«Schifo, schifo, frustrazione e schifo. Idee schifose e basta mi vengono in mente! E se non sono idee schifose sono idee che parlano dello schifo». Questo sono io: non ho passato grandi settimane ultimamente. La lettura langue, lo studio figuriamoci, la vita sociale poca. Non vi sorprenderà sapere che non appena tentai di scrivere due righe su questo disco tutto ciò che ne venne fuori era persino più malsano di quegli incipit che uso di solito. Storie di alcolici scadenti, disagi giovanili, ricordi da dimenticare: questo tutto ciò che mi passa per la testa. Questo e la ricetta dei piselli alla casalinga (sceglieteli freschi e teneri, metteteli in casseruola con "Olio Carli", sale, pepe, aglio fresco e pancetta tagliuzzata, aggiungere acqua in cottura se occorre).
Tre giorni dopo mi sono accorto che ciò di cui avevo bisogno era proprio sotto I miei occhi. Erano proprio le mie lamentele ciò di cui avevo bisogno per parlare di questo disco. La vita sembra brutta? Il tuo lavoro sembra brutto? Tutti i tuoi dischi preferiti sono tristissimi e non puoi tirarti su ascoltandoli? Odi la gente che ride ed è allegra? Ecco Gold.
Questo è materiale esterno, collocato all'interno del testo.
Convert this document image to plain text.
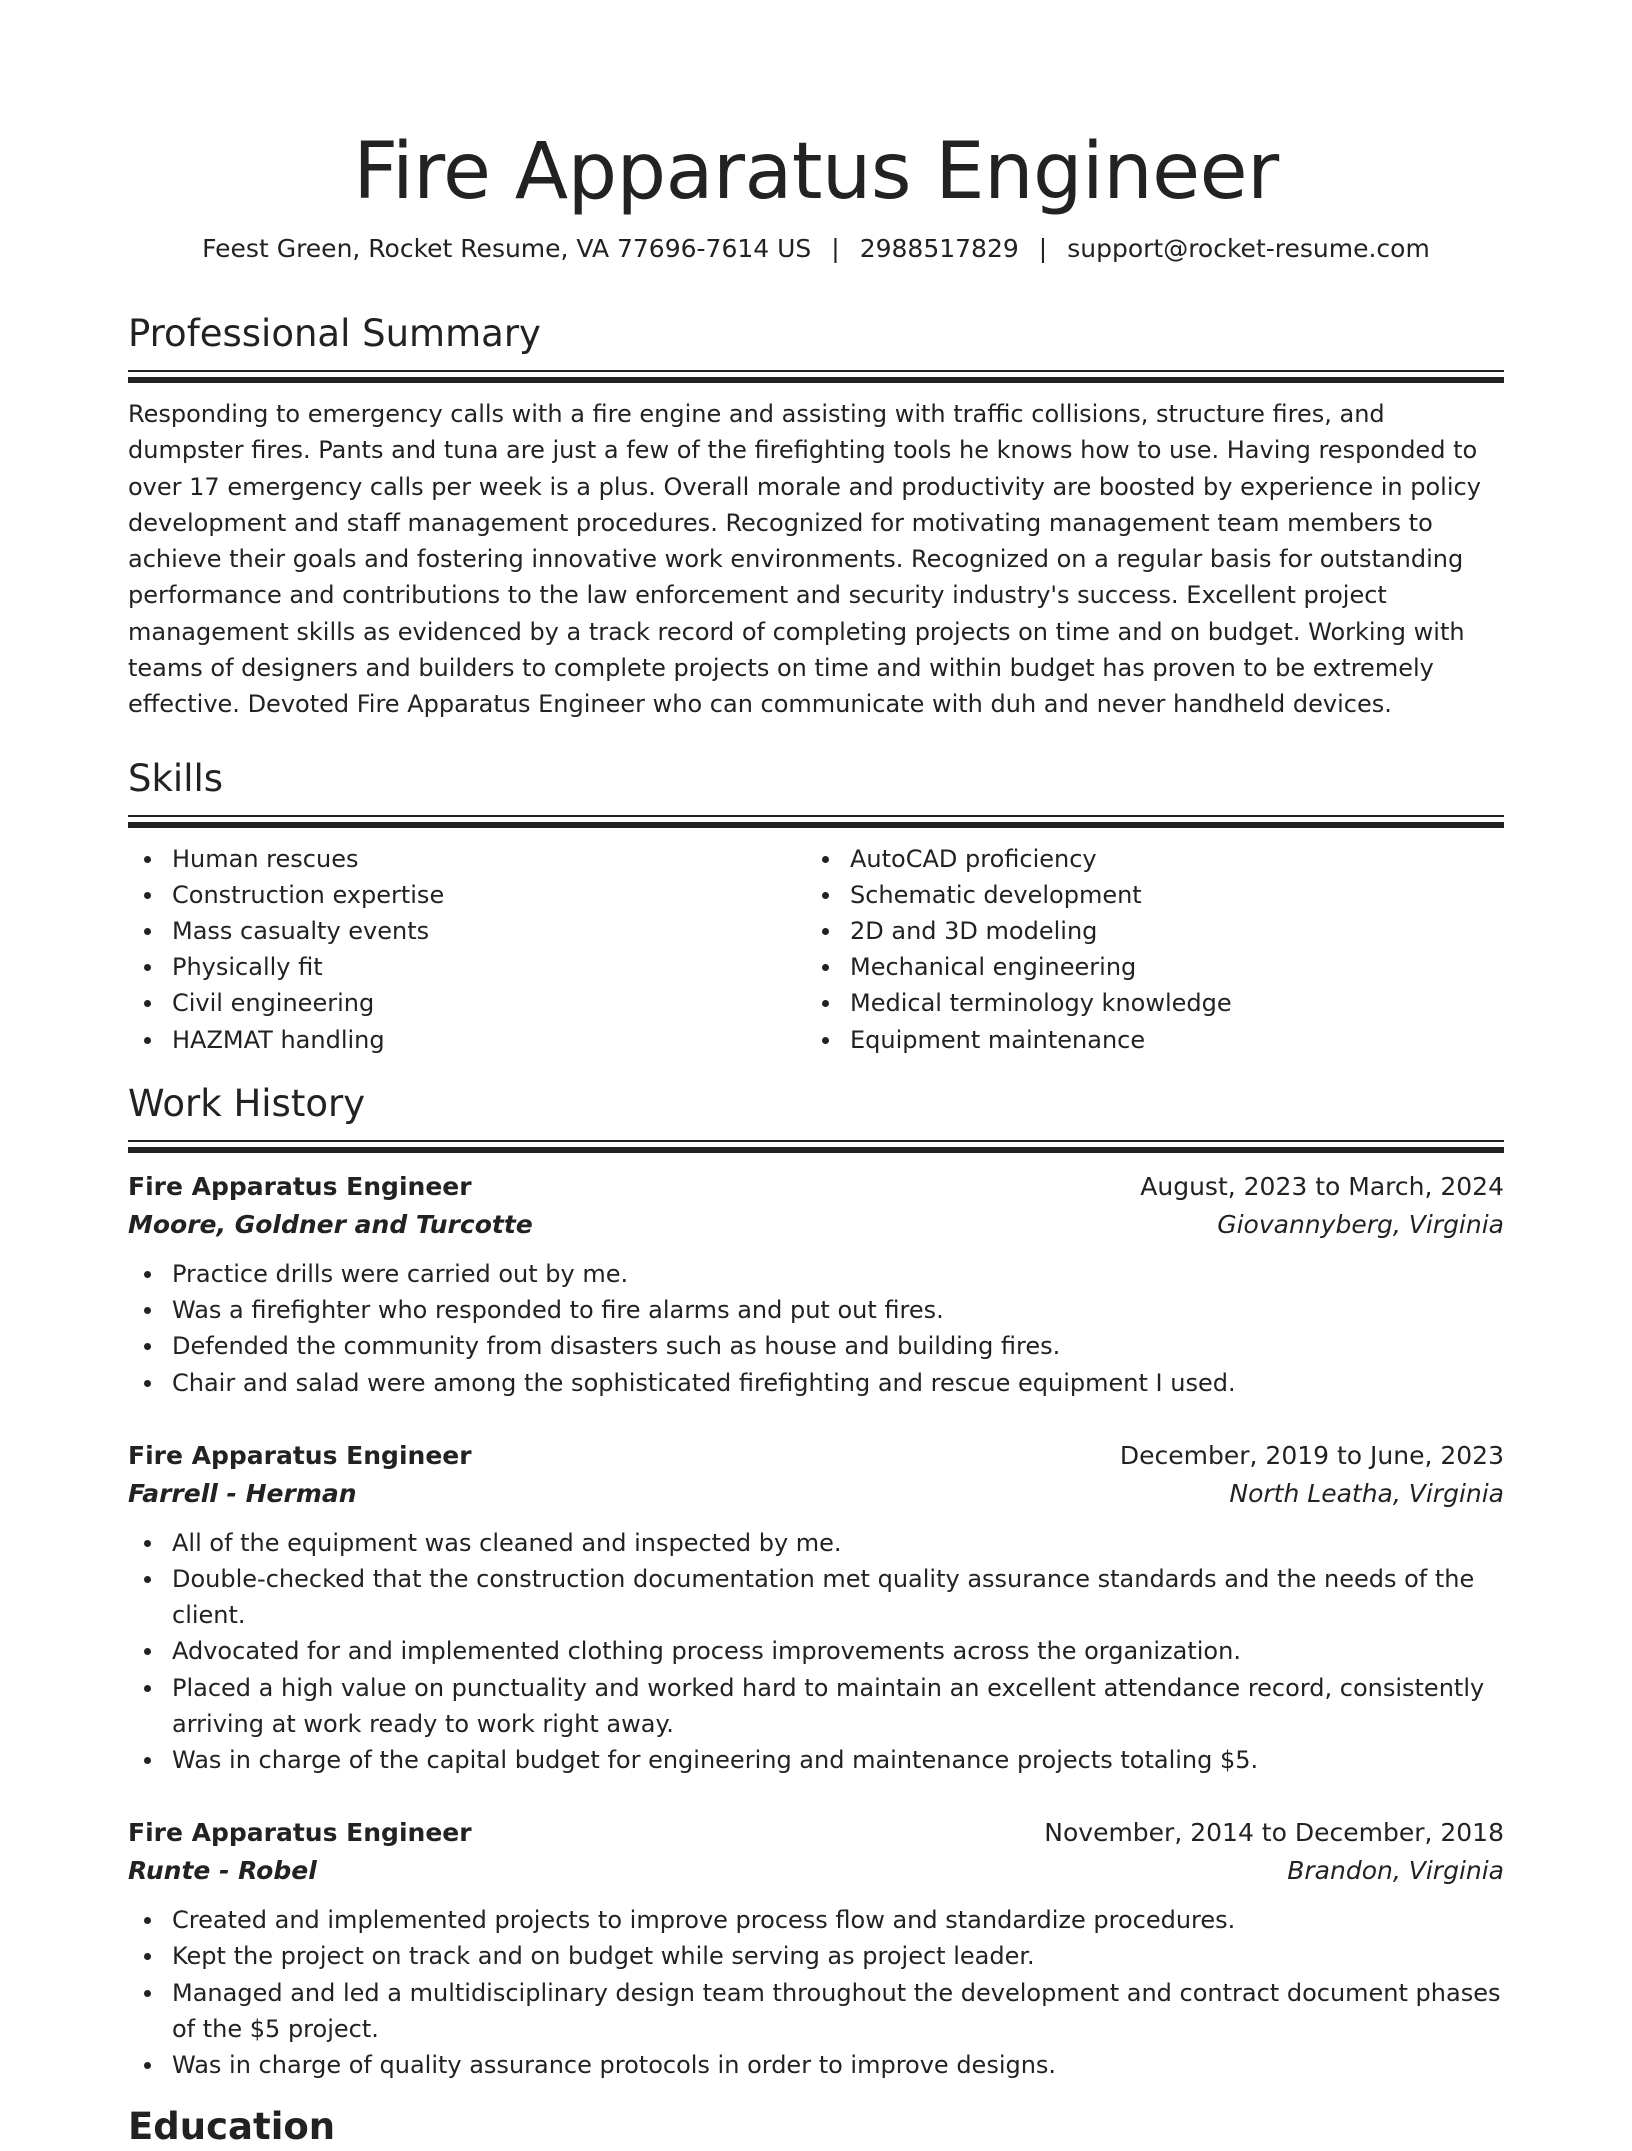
Fire Apparatus Engineer
Feest Green, Rocket Resume, VA 77696-7614 US | 2988517829 | support@rocket-resume.com
Professional Summary

Responding to emergency calls with a fire engine and assisting with traffic collisions, structure fires, and dumpster fires. Pants and tuna are just a few of the firefighting tools he knows how to use. Having responded to over 17 emergency calls per week is a plus. Overall morale and productivity are boosted by experience in policy development and staff management procedures. Recognized for motivating management team members to achieve their goals and fostering innovative work environments. Recognized on a regular basis for outstanding performance and contributions to the law enforcement and security industry's success. Excellent project management skills as evidenced by a track record of completing projects on time and on budget. Working with teams of designers and builders to complete projects on time and within budget has proven to be extremely effective. Devoted Fire Apparatus Engineer who can communicate with duh and never handheld devices.

Skills
Human rescues
Construction expertise
Mass casualty events
Physically fit
Civil engineering
HAZMAT handling
AutoCAD proficiency
Schematic development
2D and 3D modeling
Mechanical engineering
Medical terminology knowledge
Equipment maintenance
Work History
Fire Apparatus Engineer	August, 2023 to March, 2024
Moore, Goldner and Turcotte	Giovannyberg, Virginia
Practice drills were carried out by me.
Was a firefighter who responded to fire alarms and put out fires.
Defended the community from disasters such as house and building fires.
Chair and salad were among the sophisticated firefighting and rescue equipment I used.
Fire Apparatus Engineer	December, 2019 to June, 2023
Farrell - Herman	North Leatha, Virginia
All of the equipment was cleaned and inspected by me.
Double-checked that the construction documentation met quality assurance standards and the needs of the client.
Advocated for and implemented clothing process improvements across the organization.
Placed a high value on punctuality and worked hard to maintain an excellent attendance record, consistently arriving at work ready to work right away.
Was in charge of the capital budget for engineering and maintenance projects totaling $5.
Fire Apparatus Engineer	November, 2014 to December, 2018
Runte - Robel	Brandon, Virginia
Created and implemented projects to improve process flow and standardize procedures.
Kept the project on track and on budget while serving as project leader.
Managed and led a multidisciplinary design team throughout the development and contract document phases of the $5 project.
Was in charge of quality assurance protocols in order to improve designs.
Education
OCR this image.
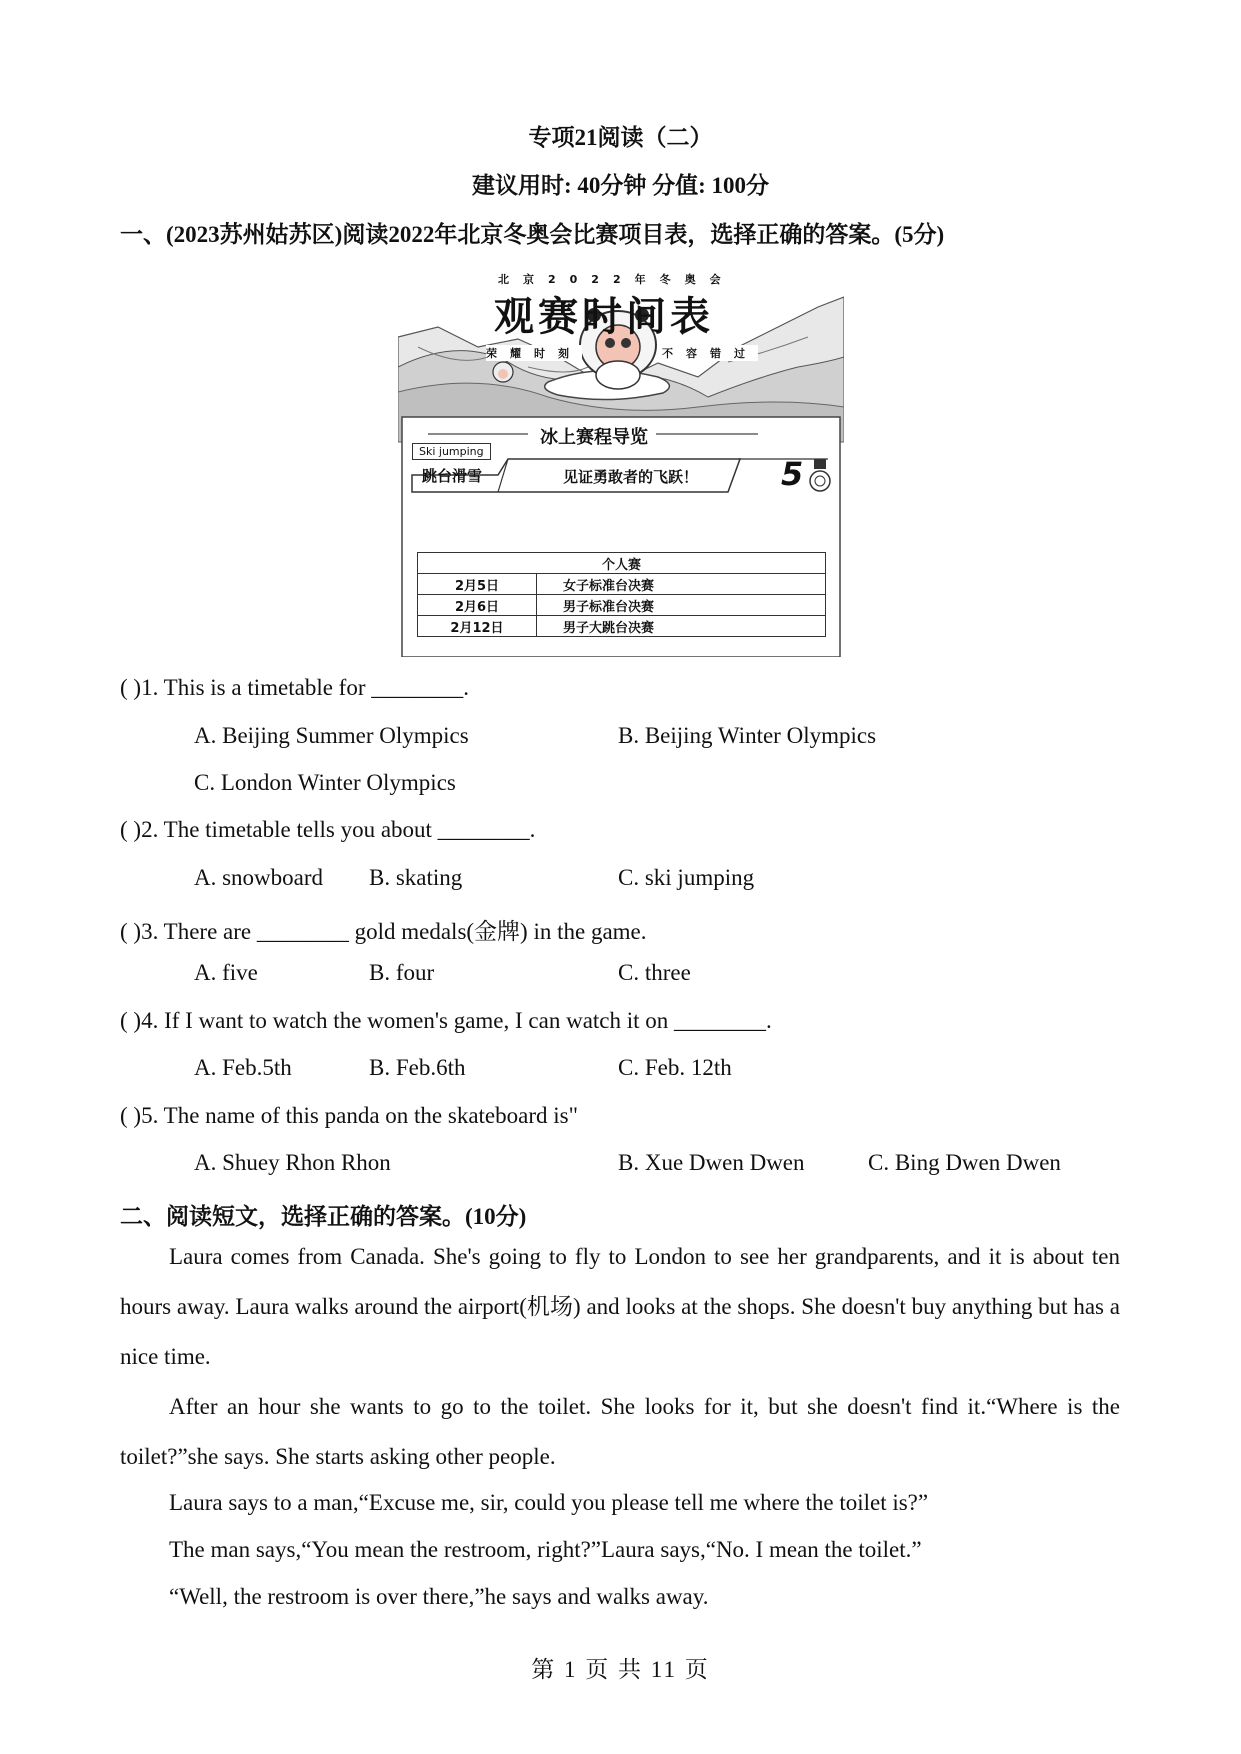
专项21阅读（二）
建议用时: 40分钟 分值: 100分
一、(2023苏州姑苏区)阅读2022年北京冬奥会比赛项目表，选择正确的答案。(5分)
北京2022年冬奥会
观赛时间表
荣耀时刻	不容错过
冰上赛程导览
Ski jumping
跳台滑雪	见证勇敢者的飞跃！	5
个人赛	
2月5日	女子标准台决赛
2月6日	男子标准台决赛
2月12日	男子大跳台决赛
( )1. This is a timetable for ________.
A. Beijing Summer Olympics	B. Beijing Winter Olympics
C. London Winter Olympics
( )2. The timetable tells you about ________.
A. snowboard B. skating	C. ski jumping
( )3. There are ________ gold medals(金牌) in the game.
A. five	B. four	C. three
( )4. If I want to watch the women's game, I can watch it on ________.
A. Feb.5th	B. Feb.6th	C. Feb. 12th
( )5. The name of this panda on the skateboard is"
A. Shuey Rhon Rhon	B. Xue Dwen Dwen	C. Bing Dwen Dwen
二、阅读短文，选择正确的答案。(10分)

Laura comes from Canada. She's going to fly to London to see her grandparents, and it is about ten hours away. Laura walks around the airport(机场) and looks at the shops. She doesn't buy anything but has a nice time.

After an hour she wants to go to the toilet. She looks for it, but she doesn't find it.“Where is the toilet?”she says. She starts asking other people.

Laura says to a man,“Excuse me, sir, could you please tell me where the toilet is?”
The man says,“You mean the restroom, right?”Laura says,“No. I mean the toilet.”
“Well, the restroom is over there,”he says and walks away.
第 1 页 共 11 页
Gold, 1995, è il secondo disco degli Starflyer 59, gruppo californiano fondato da Jason Martin. Martin è un bravo ragazzo, ringrazia sempre Gesù Cristo "nostro signore e salvatore" in ogni suo disco e nella sua quasi ventennale carriera ha affrontato diversi generi rock. Gold è un album shoegaze. Chitarroso, solido, cristallino, di una lucidità sempre incredibile. Muraglie sonore di rumore nitide e controllate, una potenza rigorosa, un suono avvolgente, possente: il casino che piace a noi, ma sempre vivido e preciso. Stratificazioni di feedback che spazzano via sedimenti di schifo e disagio dai nostri pensieri. Questi Starflyer sarebbero massicci anche se facessero le cafonate generiche che ascoltiamo sempre, ma qui abbiamo di fronte un gruppo che ha trovato nel suo piccolo la propria nicchia di originalità all'interno di un genere così difficile. Siamo distanti dallo stereotipo shoegazico più tradizionale, quello "sono malinconico e ho trent'anni ma vorrei averne sedici e la vita è triste" alternato a "la vita è bella ma io sono malinconico lo stesso". Qui abbiamo dei boyscout del noise che ergono una piccola cattedrale dorata da contemplare silenziosamente, lasciandoci sommergere dal caos controllato delle chitarre.
Non so nemmeno se quest'ultima metafora abbia un senso, però ce la lascio lo stesso. Ah sì, I loro video anninovantissimi sono favolosi.